[Date Prev][Date Next][Thread Prev][Thread Next][Date Index][Thread Index]
Re: SPKI signing keys only
>>> Bill Frantz <firstname.lastname@example.org> 06/26/97 10:30PM >>>
>At 2:48 PM -0700 6/26/97, Brian M. Thomas wrote:
>>Any other discussion?
>I know of no technical way to prevent people from using signing keys for
>encryption. If it becomes legally required, then all signing applications
>will have to be approved before sale. Since the math for some crypto
>operations is so simple, roll-your-own becomes simple and the requirement
>is just so much FUD. For example, consider Diffie Hellman key exchange.
>We can eliminate the man in the middle by signing the data transferred as
>part of the protocol. We are just using the public/private key pairs for
>signing, but anyone with a crypto library can use the signing to give
>authenticated key exchange with perfect forward security.
>Enforcing GAK is a political problem. There is no technical solution.
That's a little too strong. It's a royal pain, but it can be done.

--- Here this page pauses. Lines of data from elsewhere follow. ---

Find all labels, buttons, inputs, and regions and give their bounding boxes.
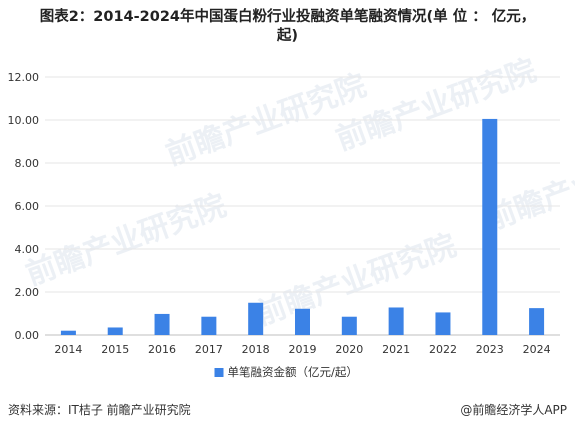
source-note: 资料来源：IT桔子 前瞻产业研究院 bbox=[8, 403, 191, 417]
bar-2016 bbox=[154, 313, 170, 335]
brand-text: @前瞻经济学人APP bbox=[460, 403, 567, 417]
x-tick-label: 2014 bbox=[54, 343, 82, 356]
bar-2017 bbox=[201, 316, 217, 335]
y-tick-label: 2.00 bbox=[15, 286, 40, 299]
chart-title-line2: 起) bbox=[276, 28, 299, 44]
x-tick-label: 2015 bbox=[101, 343, 129, 356]
x-tick-label: 2020 bbox=[335, 343, 363, 356]
y-tick-label: 6.00 bbox=[15, 200, 40, 213]
bar-2021 bbox=[388, 307, 404, 335]
x-tick-label: 2016 bbox=[148, 343, 176, 356]
bar-2023 bbox=[482, 118, 498, 335]
bar-2024 bbox=[529, 308, 545, 335]
y-tick-label: 10.00 bbox=[8, 114, 40, 127]
y-tick-label: 0.00 bbox=[15, 329, 40, 342]
bar-2018 bbox=[248, 302, 264, 335]
x-tick-label: 2024 bbox=[523, 343, 551, 356]
bar-2019 bbox=[295, 308, 310, 335]
chart-title-line1: 图表2：2014-2024年中国蛋白粉行业投融资单笔融资情况(单 位 ： 亿元， bbox=[39, 9, 536, 25]
bar-2015 bbox=[107, 327, 123, 335]
x-tick-label: 2023 bbox=[476, 343, 504, 356]
x-tick-label: 2019 bbox=[289, 343, 317, 356]
x-tick-label: 2017 bbox=[195, 343, 223, 356]
y-tick-label: 12.00 bbox=[8, 71, 40, 84]
x-tick-label: 2022 bbox=[429, 343, 457, 356]
y-tick-label: 8.00 bbox=[15, 157, 40, 170]
chart-title: 图表2：2014-2024年中国蛋白粉行业投融资单笔融资情况(单 位 ： 亿元，… bbox=[0, 8, 575, 46]
legend-swatch bbox=[214, 368, 224, 377]
x-tick-label: 2021 bbox=[382, 343, 410, 356]
bar-2022 bbox=[435, 312, 451, 335]
bar-2014 bbox=[60, 330, 76, 335]
y-tick-label: 4.00 bbox=[15, 243, 40, 256]
brand-note: @前瞻经济学人APP bbox=[460, 401, 567, 418]
x-tick-label: 2018 bbox=[242, 343, 270, 356]
bar-2020 bbox=[341, 316, 357, 335]
legend-label: 单笔融资金额（亿元/起） bbox=[228, 365, 358, 379]
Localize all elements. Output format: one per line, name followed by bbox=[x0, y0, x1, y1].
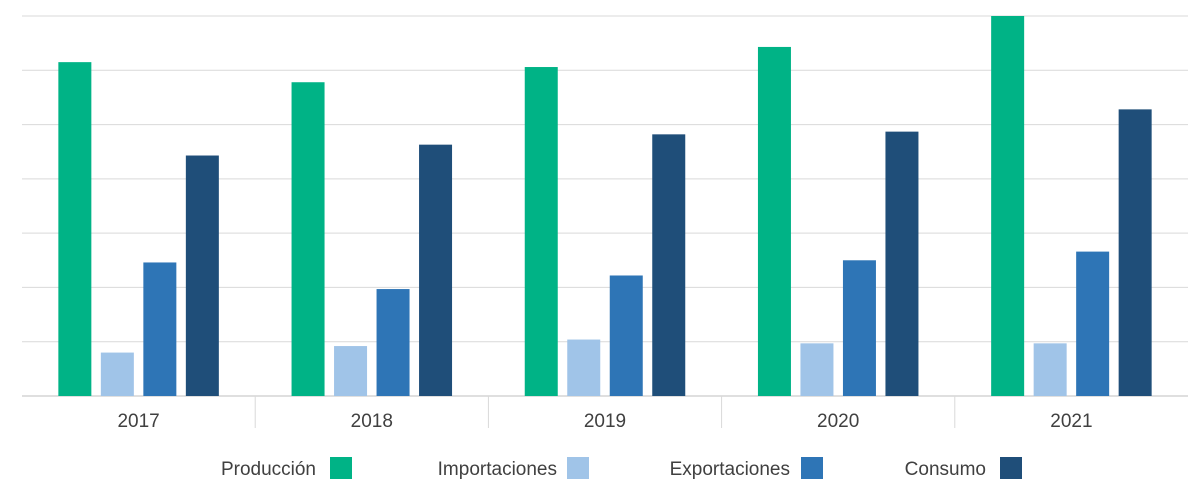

Keys can be typed as to what uses are allowed, and either the operating
system or a trusted device such as a smart card can deny access to such keys
except by approved, protocol-specific library functions. All of this assumes
that users and general-purpose applications cannot access keys in raw form,
but only handles to them.
I believe that the Intel CDSA architecture will support such constructs, as
will some work by HP, IBM's SecureWay architecture, Novell's Controlled
Modular Cryptography approach, and probably others I'm not aware of. It
takes a substantial investment in the program infrastructure, but it may pay
off in easier export of crypto-consuming applications.